There are extenuating circumstances where there is no alternative; these are personal and must be addressed. These are not what I wish to speak on tonight. I am referring to those items we choose to internalize. These are the things we “hear” so to speak; a friend’s partner-relationship, a family member’s friendships, a teammates preference of circumstance. These are the decisions we must create a “mental priority list” for. These will vary by personal relationship; and not one single person can make those choices but ourselves.

As an example, a cousin needs $110, I have $200; but know that I need $100 in a week to pay a bill. Should I give them the $100 because I have it at the time? Should that occur and I do not have that $100 when the bill is due, I’ve then exhausted my resources for self-reliance and created an entirely new issue for my own wellbeing.

This is a very basic example however it creates the theory of the “fuel tank.” We have only so much fuel to expend.
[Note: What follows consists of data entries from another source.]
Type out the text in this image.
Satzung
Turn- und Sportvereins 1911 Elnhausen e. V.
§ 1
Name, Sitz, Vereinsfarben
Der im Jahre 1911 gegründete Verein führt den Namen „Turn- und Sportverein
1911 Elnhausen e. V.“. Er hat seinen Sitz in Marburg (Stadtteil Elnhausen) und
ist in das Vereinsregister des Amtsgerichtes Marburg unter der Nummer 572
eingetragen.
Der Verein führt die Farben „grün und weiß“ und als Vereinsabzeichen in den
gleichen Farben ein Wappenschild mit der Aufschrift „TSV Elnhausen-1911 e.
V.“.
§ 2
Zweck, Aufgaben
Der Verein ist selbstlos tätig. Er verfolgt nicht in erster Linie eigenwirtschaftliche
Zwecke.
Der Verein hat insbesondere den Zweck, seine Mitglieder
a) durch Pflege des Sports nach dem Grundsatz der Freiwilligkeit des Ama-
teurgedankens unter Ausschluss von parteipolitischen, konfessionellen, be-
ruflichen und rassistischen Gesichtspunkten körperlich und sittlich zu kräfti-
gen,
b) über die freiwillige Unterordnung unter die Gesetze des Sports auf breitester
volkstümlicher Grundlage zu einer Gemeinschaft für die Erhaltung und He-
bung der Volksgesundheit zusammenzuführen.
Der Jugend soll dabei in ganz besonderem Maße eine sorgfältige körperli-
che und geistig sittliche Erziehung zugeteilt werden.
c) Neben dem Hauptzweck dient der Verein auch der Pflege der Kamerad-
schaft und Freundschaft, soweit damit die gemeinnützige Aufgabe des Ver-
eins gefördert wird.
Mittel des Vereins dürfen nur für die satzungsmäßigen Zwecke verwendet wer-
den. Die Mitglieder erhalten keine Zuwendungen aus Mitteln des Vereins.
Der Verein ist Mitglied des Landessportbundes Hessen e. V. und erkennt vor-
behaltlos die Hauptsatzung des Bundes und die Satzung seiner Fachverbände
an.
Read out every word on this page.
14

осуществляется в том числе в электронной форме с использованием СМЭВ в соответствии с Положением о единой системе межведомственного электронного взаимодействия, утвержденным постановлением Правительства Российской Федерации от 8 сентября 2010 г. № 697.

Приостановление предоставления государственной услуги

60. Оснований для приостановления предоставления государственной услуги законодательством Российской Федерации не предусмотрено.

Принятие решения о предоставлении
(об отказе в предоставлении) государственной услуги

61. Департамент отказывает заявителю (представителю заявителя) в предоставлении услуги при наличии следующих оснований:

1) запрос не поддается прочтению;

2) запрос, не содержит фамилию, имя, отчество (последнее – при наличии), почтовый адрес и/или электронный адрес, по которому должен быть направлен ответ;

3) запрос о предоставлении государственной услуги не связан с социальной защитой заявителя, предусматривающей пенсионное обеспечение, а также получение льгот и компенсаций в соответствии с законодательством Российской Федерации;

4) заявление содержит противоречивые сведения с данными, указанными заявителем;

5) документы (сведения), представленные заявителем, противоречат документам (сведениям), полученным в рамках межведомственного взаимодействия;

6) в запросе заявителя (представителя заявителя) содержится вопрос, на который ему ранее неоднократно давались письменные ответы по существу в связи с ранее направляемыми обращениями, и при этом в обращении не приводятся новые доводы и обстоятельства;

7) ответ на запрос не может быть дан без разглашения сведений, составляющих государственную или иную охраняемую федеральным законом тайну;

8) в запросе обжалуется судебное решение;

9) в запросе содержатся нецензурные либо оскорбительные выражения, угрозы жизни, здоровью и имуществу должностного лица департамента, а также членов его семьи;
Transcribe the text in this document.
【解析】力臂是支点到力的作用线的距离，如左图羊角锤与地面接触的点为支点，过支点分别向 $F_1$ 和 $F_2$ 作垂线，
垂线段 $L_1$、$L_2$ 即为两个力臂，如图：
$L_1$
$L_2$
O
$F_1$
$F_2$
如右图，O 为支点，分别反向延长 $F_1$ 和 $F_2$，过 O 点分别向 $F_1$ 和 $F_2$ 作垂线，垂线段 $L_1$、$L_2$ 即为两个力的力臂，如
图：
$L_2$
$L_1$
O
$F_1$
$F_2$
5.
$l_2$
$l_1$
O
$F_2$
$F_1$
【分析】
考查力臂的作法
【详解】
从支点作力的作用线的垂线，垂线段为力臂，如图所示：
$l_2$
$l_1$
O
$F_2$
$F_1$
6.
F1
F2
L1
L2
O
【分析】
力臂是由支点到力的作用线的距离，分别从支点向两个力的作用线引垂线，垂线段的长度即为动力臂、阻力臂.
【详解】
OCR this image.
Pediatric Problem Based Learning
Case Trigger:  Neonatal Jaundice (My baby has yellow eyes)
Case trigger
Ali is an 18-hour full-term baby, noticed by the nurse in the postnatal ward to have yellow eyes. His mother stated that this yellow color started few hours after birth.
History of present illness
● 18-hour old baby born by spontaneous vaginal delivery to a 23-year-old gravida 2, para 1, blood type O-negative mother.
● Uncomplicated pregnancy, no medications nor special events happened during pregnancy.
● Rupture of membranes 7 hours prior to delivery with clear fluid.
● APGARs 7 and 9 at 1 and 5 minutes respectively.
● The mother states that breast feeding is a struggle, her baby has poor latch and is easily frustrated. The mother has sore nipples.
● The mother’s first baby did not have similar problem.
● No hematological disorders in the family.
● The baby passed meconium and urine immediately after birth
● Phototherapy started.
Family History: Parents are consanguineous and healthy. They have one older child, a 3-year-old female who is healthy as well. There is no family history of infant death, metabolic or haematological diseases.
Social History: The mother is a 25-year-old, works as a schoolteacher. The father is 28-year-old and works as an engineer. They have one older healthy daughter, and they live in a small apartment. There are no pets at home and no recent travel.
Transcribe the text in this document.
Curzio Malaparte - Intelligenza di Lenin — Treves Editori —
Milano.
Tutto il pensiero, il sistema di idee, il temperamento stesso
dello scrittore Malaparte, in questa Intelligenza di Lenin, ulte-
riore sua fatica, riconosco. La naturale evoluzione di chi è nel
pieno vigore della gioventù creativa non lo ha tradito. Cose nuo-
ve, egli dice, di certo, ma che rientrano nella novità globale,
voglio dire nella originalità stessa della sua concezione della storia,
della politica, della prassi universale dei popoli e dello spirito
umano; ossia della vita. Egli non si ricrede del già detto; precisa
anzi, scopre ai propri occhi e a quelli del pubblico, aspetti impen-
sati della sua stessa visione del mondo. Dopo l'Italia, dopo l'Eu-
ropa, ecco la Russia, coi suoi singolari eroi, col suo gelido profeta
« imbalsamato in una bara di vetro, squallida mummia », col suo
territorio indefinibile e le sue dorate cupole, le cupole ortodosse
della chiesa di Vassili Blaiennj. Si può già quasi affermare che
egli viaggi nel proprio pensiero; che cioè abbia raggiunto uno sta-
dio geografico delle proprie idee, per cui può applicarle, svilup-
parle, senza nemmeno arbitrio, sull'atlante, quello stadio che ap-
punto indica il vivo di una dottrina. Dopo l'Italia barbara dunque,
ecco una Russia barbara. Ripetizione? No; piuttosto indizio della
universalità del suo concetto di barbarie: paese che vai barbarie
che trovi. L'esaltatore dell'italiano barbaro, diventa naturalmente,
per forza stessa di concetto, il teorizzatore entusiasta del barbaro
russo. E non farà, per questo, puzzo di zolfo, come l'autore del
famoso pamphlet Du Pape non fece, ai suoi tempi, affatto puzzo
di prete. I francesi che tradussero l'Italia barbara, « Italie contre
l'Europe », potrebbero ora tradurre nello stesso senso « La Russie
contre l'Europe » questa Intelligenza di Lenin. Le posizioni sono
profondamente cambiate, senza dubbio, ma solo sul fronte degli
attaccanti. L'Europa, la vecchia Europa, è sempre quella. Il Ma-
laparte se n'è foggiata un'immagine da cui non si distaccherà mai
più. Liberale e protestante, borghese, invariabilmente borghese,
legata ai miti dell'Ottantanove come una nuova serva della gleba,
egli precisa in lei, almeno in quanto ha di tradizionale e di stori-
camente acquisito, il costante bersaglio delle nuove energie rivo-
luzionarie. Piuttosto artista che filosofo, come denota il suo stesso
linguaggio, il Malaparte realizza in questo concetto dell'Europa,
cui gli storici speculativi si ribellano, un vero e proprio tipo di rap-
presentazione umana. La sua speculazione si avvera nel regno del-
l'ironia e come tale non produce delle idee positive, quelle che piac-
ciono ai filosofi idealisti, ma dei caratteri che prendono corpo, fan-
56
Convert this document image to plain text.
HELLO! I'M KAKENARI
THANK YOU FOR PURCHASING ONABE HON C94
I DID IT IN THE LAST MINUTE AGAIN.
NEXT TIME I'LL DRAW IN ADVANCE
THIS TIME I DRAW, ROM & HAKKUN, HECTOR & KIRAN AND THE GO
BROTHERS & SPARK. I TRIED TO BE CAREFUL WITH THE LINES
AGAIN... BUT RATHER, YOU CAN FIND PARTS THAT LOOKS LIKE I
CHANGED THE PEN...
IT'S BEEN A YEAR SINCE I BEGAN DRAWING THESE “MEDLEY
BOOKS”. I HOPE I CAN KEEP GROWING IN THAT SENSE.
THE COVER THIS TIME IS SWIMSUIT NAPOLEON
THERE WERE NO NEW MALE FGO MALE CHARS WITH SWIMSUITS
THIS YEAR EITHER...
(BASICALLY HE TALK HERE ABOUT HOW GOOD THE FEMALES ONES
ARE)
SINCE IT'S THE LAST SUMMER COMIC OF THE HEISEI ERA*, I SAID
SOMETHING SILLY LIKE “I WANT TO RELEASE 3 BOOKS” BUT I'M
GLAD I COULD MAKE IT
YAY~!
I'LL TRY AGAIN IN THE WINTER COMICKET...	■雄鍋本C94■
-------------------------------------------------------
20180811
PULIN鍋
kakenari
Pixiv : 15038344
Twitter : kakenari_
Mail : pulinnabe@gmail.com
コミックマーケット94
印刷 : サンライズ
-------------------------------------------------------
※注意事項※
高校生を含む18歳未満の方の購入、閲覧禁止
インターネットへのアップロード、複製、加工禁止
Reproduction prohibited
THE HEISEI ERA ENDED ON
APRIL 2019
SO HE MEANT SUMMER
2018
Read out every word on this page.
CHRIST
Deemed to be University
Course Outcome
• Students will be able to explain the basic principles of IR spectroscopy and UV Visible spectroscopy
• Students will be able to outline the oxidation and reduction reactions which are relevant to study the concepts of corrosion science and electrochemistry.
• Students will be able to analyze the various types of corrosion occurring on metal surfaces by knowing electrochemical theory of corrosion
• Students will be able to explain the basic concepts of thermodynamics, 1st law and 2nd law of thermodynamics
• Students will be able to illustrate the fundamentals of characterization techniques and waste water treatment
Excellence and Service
A finite amount for an hour/day/week that we as individuals can expend before that tank is dry. Do we borrow from another tank? Do we hope that our reserves (if we can reasonably have said reserves) will be sufficient to maintain our lives? My argument would be: we must find out where our personal limits stand and crate a warning system to allow our own mental process the chance to maintain our own self-worth. We must know our own tank.

I’ll gladly give my own example. A coworker could not figure out an issue; and asked me for assistance knowing I was not tasked with the issue. I can figure out said issue, spend the time and effort; knowing that this detracts from my own tasking. I want to help my coworker, I sincerely do; but if I do my own tasking timeline gets delayed. In theory I can do both; but then cannot make sure I have my own tasks done for the week including the extra effort spent helping my coworker. My tank starts at 100%; the tasks assigned to me will take 75% of the tank; and the assistance asked of me will take 50%; logically it stands to reason I should complete my tasking before assisting right?

That’s not how I am personally “wired” I would spend the effort for my associate and then figure out how to do 75% of my “tank” worth of work with 50% of the tank remaining. It may work out, it entirely may look great for the job. Personally, I know that I could have done better with my own tasking without interruption. Unfortunately, if my own assigned work does not meet standards because of it, that would only reflect poorly on me.

I do not mean that to say we go forward for our own glory; I do not mean by any stretch we do not help our friends/coworkers/teammates. I do mean that we realize where our boundaries lie. Without realizing our own boundaries, we will not be able to maintain our “tank” and therefore cannot continue creating our own opportunities for growth. Let’s all take a bit to reflect upon ourselves and realize our limits. They will change depending on the situation and the person asking for assistance.

This evening was rough for all of us if I’m quite honest. Let us refill our tanks and recoup some energy with sleep. Mental and physical exhaustion are playing a huge factor in my mind tonight; but I needed to get this out of there. I will be creating a poll for what you all would like to be called; right now I am on “Void, Dray, Scurry, Nest” adding it to the to-do-list.